Still Seeking Novelty

Letter from the Executive Director

It is long past the time to say we should “embrace the new.” Living with the pandemic certainly isn’t new. Homeschooling or Zoom happy hours have passed the phase of being novel. As February begins, we are past the point of wishing someone a happy new year.  Yet, as much as possible, we still need that spark of interest that varies days that otherwise seem to run one into the next, week after week.

When we launched the NISO Plus Conference back in 2020, we had a vision for something that could be meaningfully different from most other conferences. The plan was to not center the event around listening to a “sage on the stage,” but to engage in collaborative learning and discussion with attendees who had come to a room focused on particular topic. The talks were lively, the conversations were amazing, and the enthusiasm around the first NISO Plus was palpable. People were excited about the prospects and possibilities that opened up after the meeting drew to a close. Sadly, “What happens on Wednesday”—which was my unofficial theme for the discussions and goals of the meeting—was the markets began to falter at the first glimmers of realization that the pandemic could radically alter our lives. And alter our lives it certainly did.

So once again, we are poised to re-envision our conference. NISO Plus 2021 will be unlike what we did last year. It will be unlike anything that NFAIS had done with its annual conference, which predated the merger, and the first NISO Plus. And yet, our vision and goals are similarly aligned. We don’t seek to recreate the in-person experience in a Zoom window. After 10 months of living our interactive world via screens, we all know that isn’t exactly possible. We started, though, by embracing the potential of the virtual.

We can time-shift content, so that we can separate the consumption of content from the discussion of those ideas. We also plan to use the in-person discussions as jumping-off points to continue the conversations after the conference is over, with workshops and continuing conversation forums. The online format allows us to engage a worldwide audience for the meeting, expanding our reach. No longer are people bound by the limits of their travel budgets or the ability to get to Baltimore. Even people committed to other concurrent events can participate, given the time zones and schedules. 

Through the generous support of the conference sponsors, we are able to maintain incredibly low registration rates, which can further support diverse participation. Sponsors have also helped us to award several scholarships to participate in the program and to engage throughout the year in a training program we are expanding from 2020. We are going to be testing new ways to get participants interacting with each other. We are expecting great things to happen at NISO Plus 2021, but we also hope to launch many other things in its wake.

Our event next month will be another experiment, just as NISO Plus 2020 was. In January, NISO helped to co-organize another ground-breaking virtual event, PIDapalooza, in partnership with CDL, Crossref, DataCite, and ORCID. PIDapalooza is a celebration of persistent identifiers (PIDs), and is styled after a music festival. Now in its fifth year, the conference, like everything else these days, was virtual, but it took on the style of a 24-hour nonstop party that moved around the world. There were sessions in multiple languages, managed by teams on each continent, that brought together an amazing 1,150 people who are excited by the potential of persistent identifiers. NISO plays several important roles in this space, both as an organization that publishes a number of important identifier standards, and as the Secretariat (on behalf of ANSI) of the ISO Technical Subcommittee on Identification and Description (ISO TC 46/SC 9).  NISO has now assumed management of the PID Forum, a discussion forum for the PID community that was initially launched by the FREYA project.  

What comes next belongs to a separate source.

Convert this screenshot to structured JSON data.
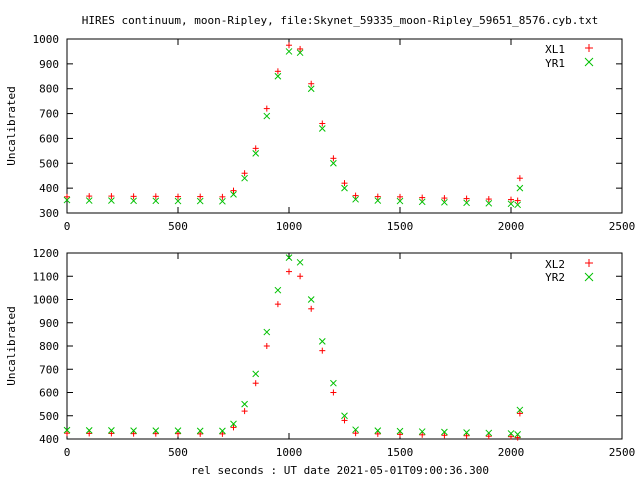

After years of partying along with the others, it made sense that NISO engage more directly with the conference as a co-organizer. In experiencing the entire breadth of the PIDapalooza conference, I was awed by the enthusiasm and dedication those in the PID community have for the conference and also for the potential that these infrastructure tools have to support research to make our world a better place, one identifier at a time. It is that excitement and engagement that we hope will carry us to success at NISO Plus and through the months ahead. Because it’s not what happens in the meetings we organize, it’s the outcomes we produce because of the meetings that are important. I hope you can join us on our journey. It will be impactful and fun.